Avignon, première !
Coup d’envoi mardi
d’un festival qui parie sur des cinéastes abordant
le théâtre (Gitaï, Honoré)
et sur un poète
libano-québécois, Wajdi Mouawad.
dans l’hebdo N° 1059 Acheter ce numéro
Au cœur du nouveau festival, un auteur archi-salué par le système public et connu des aficionados : Wajdi Mouawad, Libano-Québécois qui est, à 41 ans, la nouvelle gloire du théâtre francophone. Il est l’artiste invité par les directeurs, Hortense Archambault et Vincent Baudriller, à prendre la place qu’il veut et à faire venir les artistes de son choix. La place, il la prend bien, avec une tétralogie, le Sang des promesses, dont les trois premiers volets composent un spectacle de onze heures, du crépuscule à l’aube, dans la Cour d’honneur, et dont la dernière partie sera donnée un peu plus tard dans une salle de la périphérie d’Avignon.
Il n’y a guère, parmi les vivants, qu’Olivier Py qui a pu, précédemment, proposer une œuvre d’une telle ampleur. Mais Mouawad déploie une parole plus grave encore, hantée par la guerre, les déchirures, la quête folle des origines et de l’identité. Un grand auteur qu’on va, cette fois, goûter et juger dans sa dimension marathonesque. Quant à ses amis du Québec, il en a convié peu, mais ils pimenteront cette édition plutôt tournée vers le Proche-Orient et l’Afrique, quand elle ne choisit pas de revenir aux éternelles interrogations posées par ces bons vieux tragiques grecs.

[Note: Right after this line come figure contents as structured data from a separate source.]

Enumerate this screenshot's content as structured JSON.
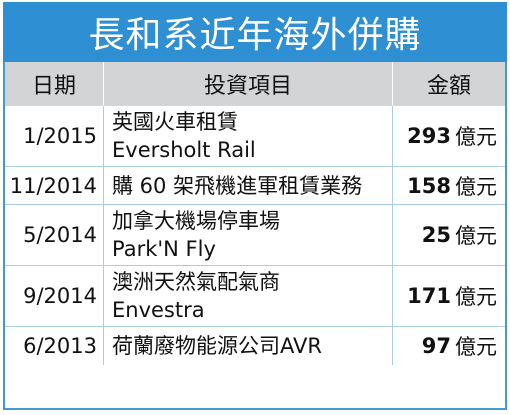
{
  "title": "長和系近年海外併購",
  "columns": {
    "date": "日期",
    "project": "投資項目",
    "amount": "金額"
  },
  "unit": "億元",
  "rows": [
    {
      "date": "1/2015",
      "project_line1": "英國火車租賃",
      "project_line2": "Eversholt Rail",
      "amount": "293"
    },
    {
      "date": "11/2014",
      "project_line1": "購 60 架飛機進軍租賃業務",
      "project_line2": "",
      "amount": "158"
    },
    {
      "date": "5/2014",
      "project_line1": "加拿大機場停車場",
      "project_line2": "Park'N Fly",
      "amount": "25"
    },
    {
      "date": "9/2014",
      "project_line1": "澳洲天然氣配氣商",
      "project_line2": "Envestra",
      "amount": "171"
    },
    {
      "date": "6/2013",
      "project_line1": "荷蘭廢物能源公司AVR",
      "project_line2": "",
      "amount": "97"
    }
  ]
}
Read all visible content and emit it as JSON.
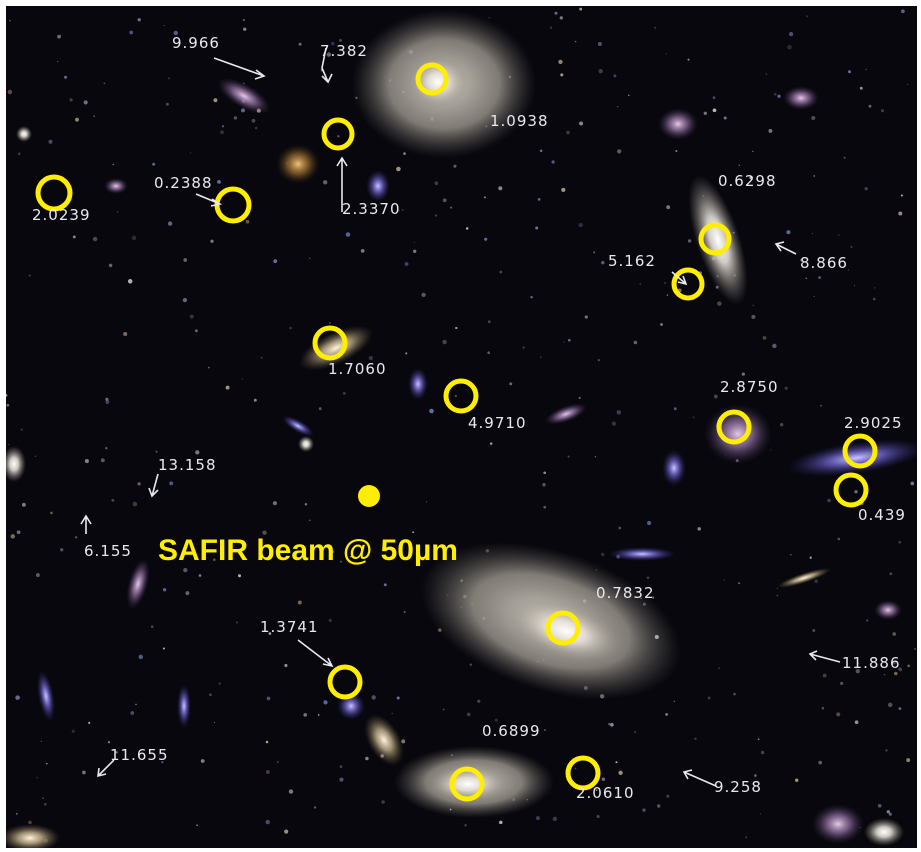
{
  "image": {
    "caption": "SAFIR beam @ 50µm",
    "marker_color": "#ffee00",
    "label_color": "#e8e8ee",
    "background": "#07070d",
    "redshift_labels": [
      "9.966",
      "7.382",
      "1.0938",
      "0.2388",
      "2.0239",
      "2.3370",
      "0.6298",
      "5.162",
      "8.866",
      "1.7060",
      "4.9710",
      "2.8750",
      "2.9025",
      "0.439",
      "13.158",
      "6.155",
      "0.7832",
      "1.3741",
      "11.886",
      "0.6899",
      "11.655",
      "2.0610",
      "9.258"
    ]
  }
}
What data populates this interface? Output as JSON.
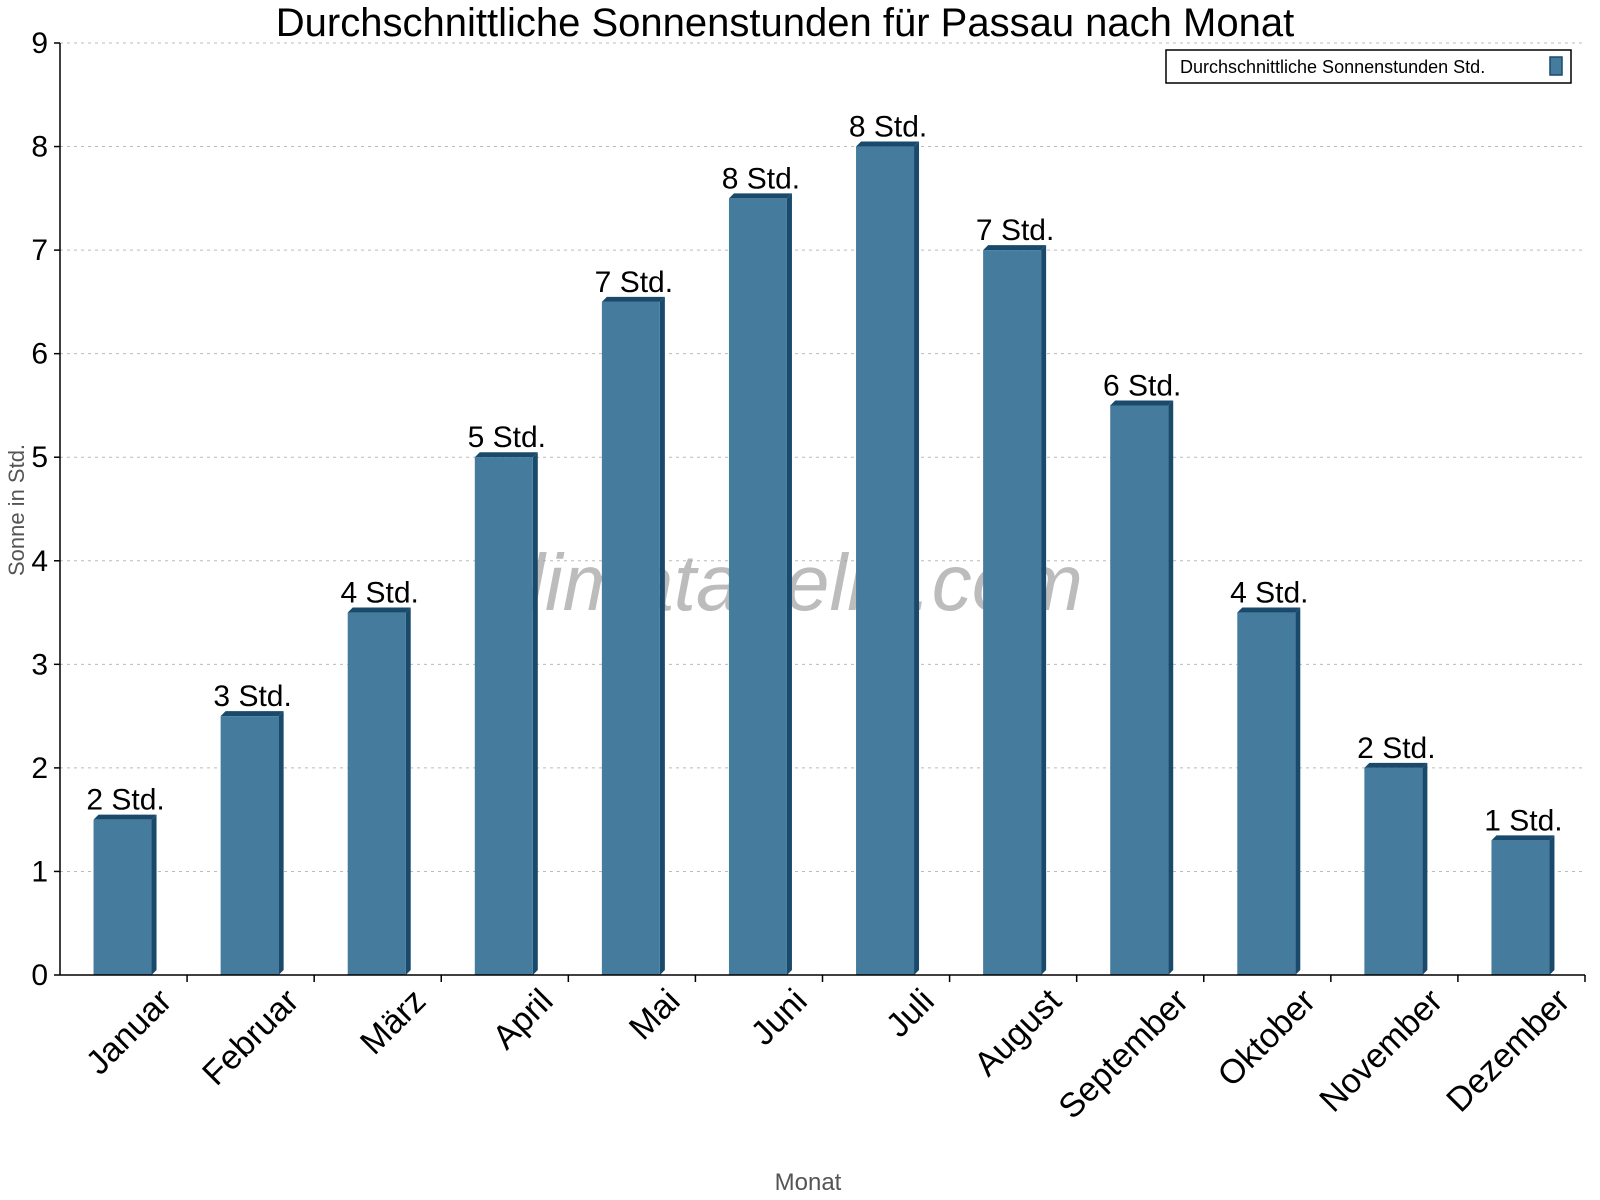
{
  "chart_data": {
    "type": "bar",
    "title": "Durchschnittliche Sonnenstunden für Passau nach Monat",
    "xlabel": "Monat",
    "ylabel": "Sonne in Std.",
    "ylim": [
      0,
      9
    ],
    "yticks": [
      0,
      1,
      2,
      3,
      4,
      5,
      6,
      7,
      8,
      9
    ],
    "grid": true,
    "legend_position": "top-right",
    "categories": [
      "Januar",
      "Februar",
      "März",
      "April",
      "Mai",
      "Juni",
      "Juli",
      "August",
      "September",
      "Oktober",
      "November",
      "Dezember"
    ],
    "series": [
      {
        "name": "Durchschnittliche Sonnenstunden Std.",
        "color": "#457b9d",
        "values": [
          1.5,
          2.5,
          3.5,
          5,
          6.5,
          7.5,
          8,
          7,
          5.5,
          3.5,
          2,
          1.3
        ],
        "data_labels": [
          "2 Std.",
          "3 Std.",
          "4 Std.",
          "5 Std.",
          "7 Std.",
          "8 Std.",
          "8 Std.",
          "7 Std.",
          "6 Std.",
          "4 Std.",
          "2 Std.",
          "1 Std."
        ]
      }
    ],
    "watermark": "klimatabelle.com"
  },
  "colors": {
    "bar": "#457b9d",
    "bar_side": "#1a4a6b"
  }
}
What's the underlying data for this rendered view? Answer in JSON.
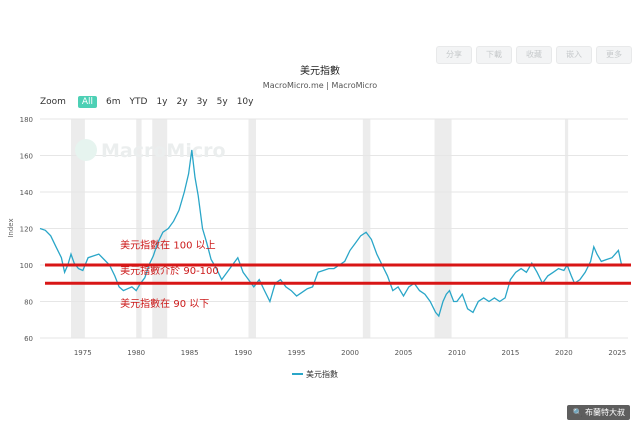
{
  "toolbar": {
    "buttons": [
      "分享",
      "下載",
      "收藏",
      "嵌入",
      "更多"
    ]
  },
  "zoom": {
    "label": "Zoom",
    "options": [
      "All",
      "6m",
      "YTD",
      "1y",
      "2y",
      "3y",
      "5y",
      "10y"
    ],
    "selected": "All"
  },
  "watermark": "MacroMicro",
  "credit": "布蘭特大叔",
  "colors": {
    "line": "#2aa6c8",
    "band_lines": "#d81616",
    "annotation": "#cc1a1a",
    "recession": "#ececec",
    "zoom_active": "#4dd0b5"
  },
  "chart_data": {
    "type": "line",
    "title": "美元指數",
    "subtitle": "MacroMicro.me | MacroMicro",
    "ylabel": "Index",
    "xlabel": "",
    "ylim": [
      60,
      180
    ],
    "xlim": [
      1971,
      2026
    ],
    "yticks": [
      60,
      80,
      100,
      120,
      140,
      160,
      180
    ],
    "xticks": [
      1975,
      1980,
      1985,
      1990,
      1995,
      2000,
      2005,
      2010,
      2015,
      2020,
      2025
    ],
    "grid": "horizontal",
    "legend_position": "bottom",
    "series": [
      {
        "name": "美元指數",
        "x": [
          1971.0,
          1971.5,
          1972.0,
          1972.5,
          1973.0,
          1973.3,
          1973.6,
          1973.9,
          1974.2,
          1974.6,
          1975.0,
          1975.5,
          1976.0,
          1976.5,
          1977.0,
          1977.5,
          1978.0,
          1978.4,
          1978.8,
          1979.2,
          1979.6,
          1980.0,
          1980.4,
          1980.8,
          1981.2,
          1981.6,
          1982.0,
          1982.5,
          1983.0,
          1983.5,
          1984.0,
          1984.5,
          1984.9,
          1985.2,
          1985.5,
          1985.8,
          1986.2,
          1986.6,
          1987.0,
          1987.5,
          1988.0,
          1988.5,
          1989.0,
          1989.5,
          1990.0,
          1990.5,
          1991.0,
          1991.5,
          1992.0,
          1992.5,
          1993.0,
          1993.5,
          1994.0,
          1994.5,
          1995.0,
          1995.5,
          1996.0,
          1996.5,
          1997.0,
          1997.5,
          1998.0,
          1998.5,
          1999.0,
          1999.5,
          2000.0,
          2000.5,
          2001.0,
          2001.5,
          2002.0,
          2002.5,
          2003.0,
          2003.5,
          2004.0,
          2004.5,
          2005.0,
          2005.5,
          2006.0,
          2006.5,
          2007.0,
          2007.5,
          2008.0,
          2008.3,
          2008.7,
          2009.0,
          2009.3,
          2009.7,
          2010.0,
          2010.5,
          2011.0,
          2011.5,
          2012.0,
          2012.5,
          2013.0,
          2013.5,
          2014.0,
          2014.5,
          2015.0,
          2015.5,
          2016.0,
          2016.5,
          2017.0,
          2017.5,
          2018.0,
          2018.5,
          2019.0,
          2019.5,
          2020.0,
          2020.3,
          2020.7,
          2021.0,
          2021.5,
          2022.0,
          2022.5,
          2022.8,
          2023.1,
          2023.5,
          2024.0,
          2024.5,
          2024.8,
          2025.1,
          2025.4
        ],
        "values": [
          120,
          119,
          116,
          110,
          104,
          96,
          100,
          106,
          101,
          98,
          97,
          104,
          105,
          106,
          103,
          100,
          94,
          88,
          86,
          87,
          88,
          86,
          90,
          93,
          100,
          105,
          112,
          118,
          120,
          124,
          130,
          140,
          150,
          163,
          148,
          138,
          120,
          112,
          103,
          98,
          92,
          96,
          100,
          104,
          96,
          92,
          88,
          92,
          86,
          80,
          90,
          92,
          88,
          86,
          83,
          85,
          87,
          88,
          96,
          97,
          98,
          98,
          100,
          102,
          108,
          112,
          116,
          118,
          114,
          106,
          100,
          94,
          86,
          88,
          83,
          88,
          90,
          86,
          84,
          80,
          74,
          72,
          80,
          84,
          86,
          80,
          80,
          84,
          76,
          74,
          80,
          82,
          80,
          82,
          80,
          82,
          92,
          96,
          98,
          96,
          101,
          96,
          90,
          94,
          96,
          98,
          97,
          100,
          94,
          90,
          92,
          96,
          102,
          110,
          106,
          102,
          103,
          104,
          106,
          108,
          100
        ]
      }
    ],
    "reference_lines": [
      100,
      90
    ],
    "recession_bands": [
      [
        1973.9,
        1975.2
      ],
      [
        1980.0,
        1980.5
      ],
      [
        1981.5,
        1982.9
      ],
      [
        1990.5,
        1991.2
      ],
      [
        2001.2,
        2001.9
      ],
      [
        2007.9,
        2009.5
      ],
      [
        2020.1,
        2020.4
      ]
    ],
    "annotations": [
      {
        "text": "美元指數在 100 以上",
        "x": 1978.5,
        "y": 109
      },
      {
        "text": "美元指數介於 90-100",
        "x": 1978.5,
        "y": 95
      },
      {
        "text": "美元指數在 90 以下",
        "x": 1978.5,
        "y": 77
      }
    ]
  }
}
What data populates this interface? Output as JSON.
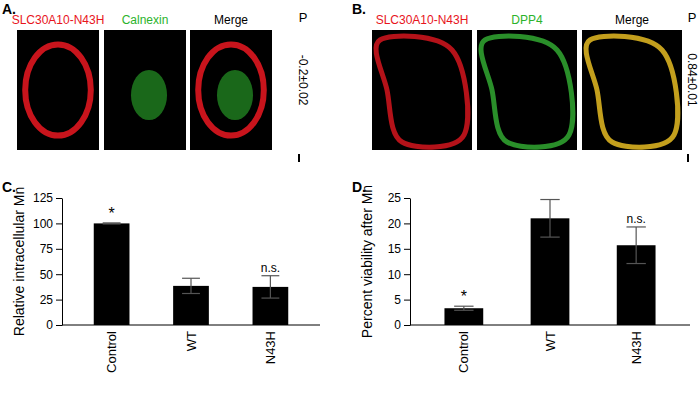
{
  "image_panels": [
    {
      "label": "A.",
      "channels": [
        "SLC30A10-N43H",
        "Calnexin",
        "Merge"
      ],
      "coefficient_label": "P",
      "coefficient": "-0.2±0.02"
    },
    {
      "label": "B.",
      "channels": [
        "SLC30A10-N43H",
        "DPP4",
        "Merge"
      ],
      "coefficient_label": "P",
      "coefficient": "0.84±0.01"
    }
  ],
  "chart_data": [
    {
      "type": "bar",
      "panel": "C.",
      "y_label": "Relative intracellular Mn",
      "categories": [
        "Control",
        "WT",
        "N43H"
      ],
      "values": [
        100,
        38.5,
        37.5
      ],
      "errors": [
        0.5,
        7.5,
        11
      ],
      "significance": [
        "*",
        null,
        "n.s."
      ],
      "color": "#000000",
      "ylim": [
        0,
        125
      ],
      "yticks": [
        0,
        25,
        50,
        75,
        100,
        125
      ],
      "grid": false
    },
    {
      "type": "bar",
      "panel": "D.",
      "y_label": "Percent viability after Mn",
      "categories": [
        "Control",
        "WT",
        "N43H"
      ],
      "values": [
        3.3,
        21,
        15.7
      ],
      "errors": [
        0.4,
        3.7,
        3.6
      ],
      "significance": [
        "*",
        null,
        "n.s."
      ],
      "color": "#000000",
      "ylim": [
        0,
        25
      ],
      "yticks": [
        0,
        5,
        10,
        15,
        20,
        25
      ],
      "grid": false
    }
  ]
}
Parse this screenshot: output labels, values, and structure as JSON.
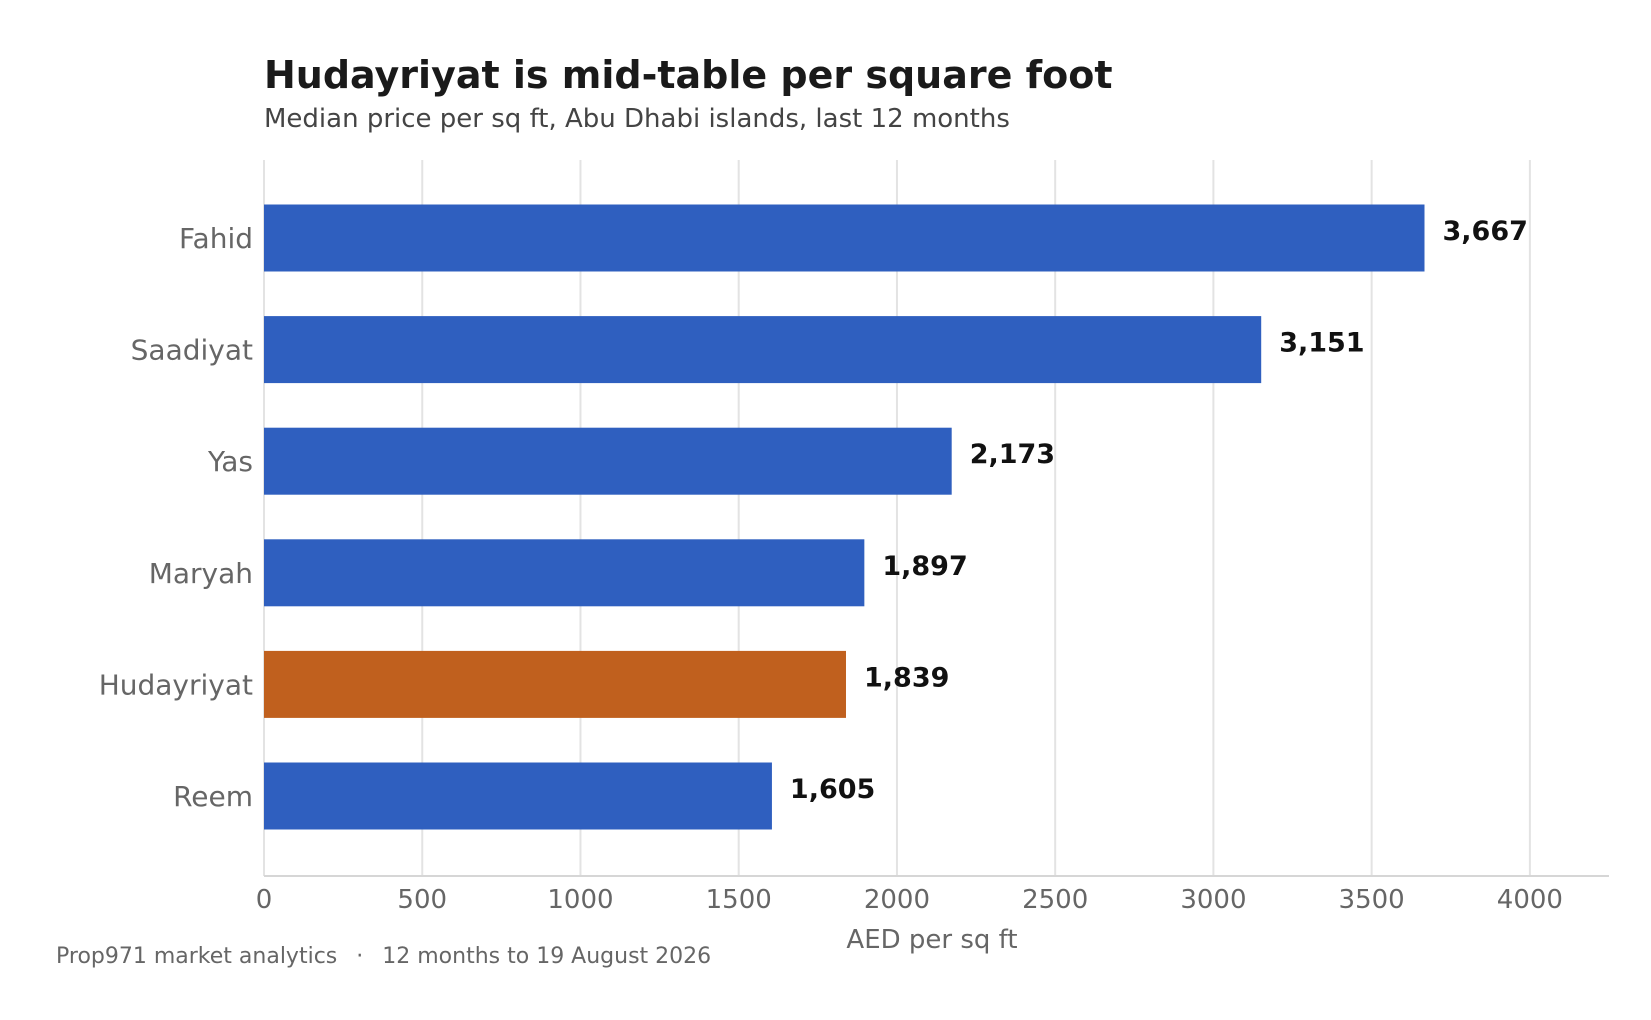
{
  "chart_data": {
    "type": "bar",
    "orientation": "horizontal",
    "title": "Hudayriyat is mid-table per square foot",
    "subtitle": "Median price per sq ft, Abu Dhabi islands, last 12 months",
    "xlabel": "AED per sq ft",
    "ylabel": "",
    "categories": [
      "Fahid",
      "Saadiyat",
      "Yas",
      "Maryah",
      "Hudayriyat",
      "Reem"
    ],
    "values": [
      3667,
      3151,
      2173,
      1897,
      1839,
      1605
    ],
    "value_labels": [
      "3,667",
      "3,151",
      "2,173",
      "1,897",
      "1,839",
      "1,605"
    ],
    "highlight": "Hudayriyat",
    "xlim": [
      0,
      4250
    ],
    "xticks": [
      0,
      500,
      1000,
      1500,
      2000,
      2500,
      3000,
      3500,
      4000
    ],
    "grid": "vertical",
    "legend": "none",
    "colors": {
      "bar": "#2f5fbf",
      "highlight": "#c0601e",
      "grid": "#e3e3e3",
      "axis": "#d6d6d6"
    }
  },
  "footer": {
    "source": "Prop971 market analytics",
    "separator": "·",
    "period": "12 months to 19 August 2026"
  }
}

Ce qui se dessine aussi à travers ce copieux programme – toujours trop copieux, le spectateur ne respire plus sous le poids des sollicitations –, c’est la main tendue vers les cinéastes. Le réalisateur israélien Amos Gitaï met en scène son adaptation d’un récit de l’historien latin Flavius Josèphe, l a Guerre des fils de lumière contre les fils des ténèbres : il y aura la grande Jeanne Moreau, d’autres acteurs, des images filmées à Massada pour conter cette chronique d’hier qui parlera de l’Israël d’aujourd’hui. Autre cinéaste : Christophe Honoré, qui monte l’un des mélos flamboyants de Victor Hugo, Angelo, tyran de Padoue, dont Marcial di Fonzo Bo, Clotilde Hesme et Emmanuelle Devos assurent les rôles principaux. Bonne chance à eux : ils jouent une partie difficile. Les réalisateurs, quand ils font du théâtre, qu’ils s’appellent Claude Chabrol, Jacques Rivette ou Patrice Leconte, cadrent mal une aventure sans gros plan.
Pour le reste, la participation alterne les grands metteurs en scène, Krzysztof Warlikowski, Claude Régy, Denis Marleau, Christoph Marthaler, Jan Lauwers, et les bons auteurs, Joël Jouanneau, Pippo Delbono, Rachid Ouramdane… Il s’ouvre au Liban (Saneh et Mroué), au Congo (Dieudonné Niangouna), à Madagascar (Jean-Luc Raharimanana), avec des incursions en terres flamande et espagnole. Sur le papier, à travers les promesses de ses artistes, le festival s’annonce passionnant !
Face à la quarantaine de spectacles du festival officiel, le « off » en aligne 980 (un chiffre qui peut grossir), soit à peu près autant que l’an dernier. La crise n’aurait donc pas frappé les baladins. En réalité, il y a toujours autant d’audacieux pour se ruiner au bénéfice des propriétaires des salles avignonnaises. Ceux qui chapeautent la manifestation marginale, André Benedetto, Greg Germain, Christophe Galent (pour les débats), entendent rendre la vie des compagnie plus heureuse et plus respectueuse de l’éthique. Et, pour ne plus être seulement un bric-à-brac, une série d’événements vise à inscrire l’ensemble dans une réflexion globale sur le théâtre d’aujourd’hui. Des magazines qu’on n’avait vus que du côté du « in », tels les Inrockuptibles ou Mouvement , apportent, pour cela, leur soutien à certaines actions du « off ». Tout un hommage sera rendu à Koltès, avec une exposition, des spectacles courts et la projection de son film de jeunesse, la Nuit perdue. Deux critiques, Bruno Tackels et Diane Scott (en réalité, des chroniqueurs marginaux par rapport à la presse grand public), ont même été invités à suivre le « off » et à intervenir à différents niveaux. Il s’agit, sans doute, de faire davantage pencher la balance du bon côté, contre les amuseurs à deux sous et qui, eux, gagnent beaucoup d’euros, toujours trop nombreux dans cette organisation ouverte à tous. Les populistes, par chance, ne sont qu’une minorité dans cette grande explosion du théâtre populaire.